Concerns over the impact of rising inflation on pensioners have persisted after figures from the Office for National Statistics (ONS) revealed that the Consumer Price Index (CPI) rose to 4.2 per cent in October, the highest level in a decade.
Concerns were previously raised over the impact of rising inflation on pensioners, particularly in light of the government's one-year suspension of the state pension triple lock.
These fears have been reiterated following further increases in inflation, with Baroness Ros Altmann warning that the rising rates will leave even more pensioners in “desperate straits as they try to pay their basic bills during the coming months".
Altmann also highlighted the latest CPI figures as confirmation that the “cost of living crisis already engulfing pensioners and the shameful decision to increase their state pensions by just 3.1 per cent next year will plunge more elderly people into poverty”.
She stated: “The House of Lords gave the government and MPs the chance to think again and they refused to accept our compromise proposals which would have helped correct for the anomalies of Covid impacts on the earnings and CPI statistics.
“Instead they have ploughed ahead with the clearly insufficient September CPI number which was artificially lowered by the pandemic policies.
“Pensioners have been left without the protection they were promised and more will struggle to make ends meet as inflation keeps rising. With rising energy costs, I fear many of the poorest will be even less able to afford to heat their homes adequately over the winter.
“Those pensioners who do not depend on the state pension alone may be better off but millions – most of them women – have nothing else to fall back on and never had a chance to build another pension.
“To take away their much-needed and promised protection, knowing inflation pressures are rising, seems unjustifiable, especially when money was found for reducing bank, alcohol and other taxes.”
Aegon pensions director, Steven Cameron, echoed this, warning that those on fixed incomes, such as pensioners relying on state pension, will face a “real challenge in meeting higher costs in the coming months, particularly with the government scrapping the state pension triple lock next year”.
“This will mean the state pension’s 3.1 per cent increase in April will likely be far less than the rise in the cost of living at that time,” he explained.

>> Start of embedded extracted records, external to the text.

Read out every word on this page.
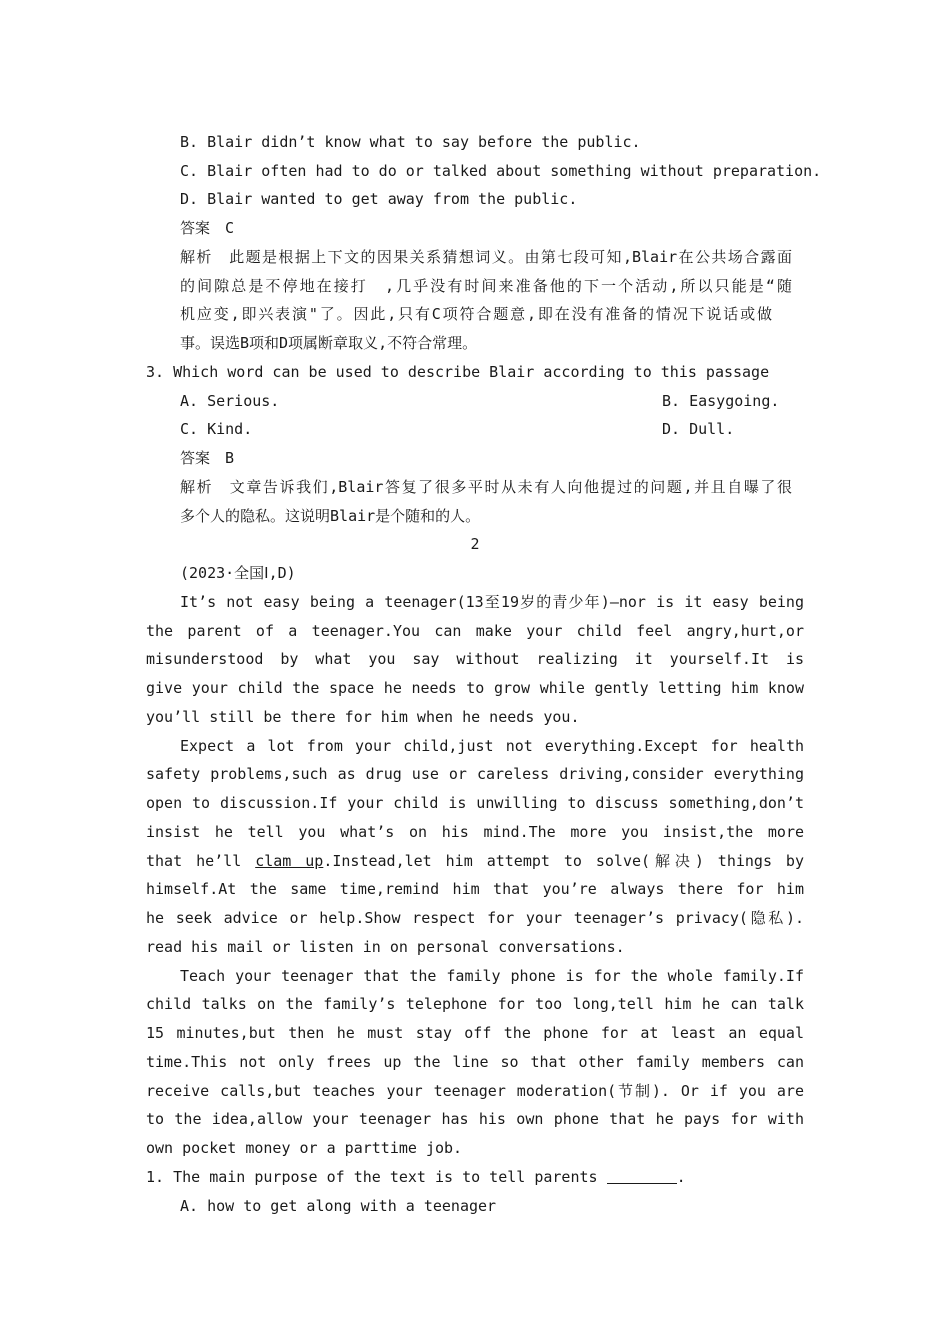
B. Blair didn’t know what to say before the public.
C. Blair often had to do or talked about something without preparation.
D. Blair wanted to get away from the public.
答案　C
解析　此题是根据上下文的因果关系猜想词义。由第七段可知,Blair在公共场合露面
的间隙总是不停地在接打　,几乎没有时间来准备他的下一个活动,所以只能是“随
机应变,即兴表演"了。因此,只有C项符合题意,即在没有准备的情况下说话或做
事。误选B项和D项属断章取义,不符合常理。
3. Which word can be used to describe Blair according to this passage
A. Serious.	B. Easygoing.
C. Kind.	D. Dull.
答案　B
解析　文章告诉我们,Blair答复了很多平时从未有人向他提过的问题,并且自曝了很
多个人的隐私。这说明Blair是个随和的人。
2
(2023·全国Ⅰ,D)
It’s not easy being a teenager(13至19岁的青少年)—nor is it easy being
the parent of a teenager.You can make your child feel angry,hurt,or
misunderstood by what you say without realizing it yourself.It is
give your child the space he needs to grow while gently letting him know
you’ll still be there for him when he needs you.
Expect a lot from your child,just not everything.Except for health
safety problems,such as drug use or careless driving,consider everything
open to discussion.If your child is unwilling to discuss something,don’t
insist he tell you what’s on his mind.The more you insist,the more
that he’ll clam up.Instead,let him attempt to solve(解决) things by
himself.At the same time,remind him that you’re always there for him
he seek advice or help.Show respect for your teenager’s privacy(隐私).
read his mail or listen in on personal conversations.
Teach your teenager that the family phone is for the whole family.If
child talks on the family’s telephone for too long,tell him he can talk
15 minutes,but then he must stay off the phone for at least an equal
time.This not only frees up the line so that other family members can
receive calls,but teaches your teenager moderation(节制). Or if you are
to the idea,allow your teenager has his own phone that he pays for with
own pocket money or a parttime job.
1. The main purpose of the text is to tell parents	.
A. how to get along with a teenager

“The Bank of England have so far held off raising interest rates to ease the cost of living squeeze, but as the full post-pandemic picture becomes increasingly clear, the base rate may soon be lifted from its historic low.”
Those who rely on the state pension are not the only ones facing concerns, however, as Interactive Investor head of pensions and savings, Becky O’Connor, warned that higher inflation could erode savings to the point where it becomes hard to justify keeping anything but the minimum.
“Inflation also makes it harder to find growth investments at an acceptable level of risk,” she continued. “It also erodes the value of pension funds for younger workers trying to build up a pot that will see them through retirement.”
Adding to this, Canada Life technical director, Andrew Tully, said: “We could also see people start to deprioritise their pension saving as wages are made to stretch further to cover rising costs.
"If inflation continues to grow unchecked we could start to see the undoing of some of the great strides forward made by auto-enrolment.”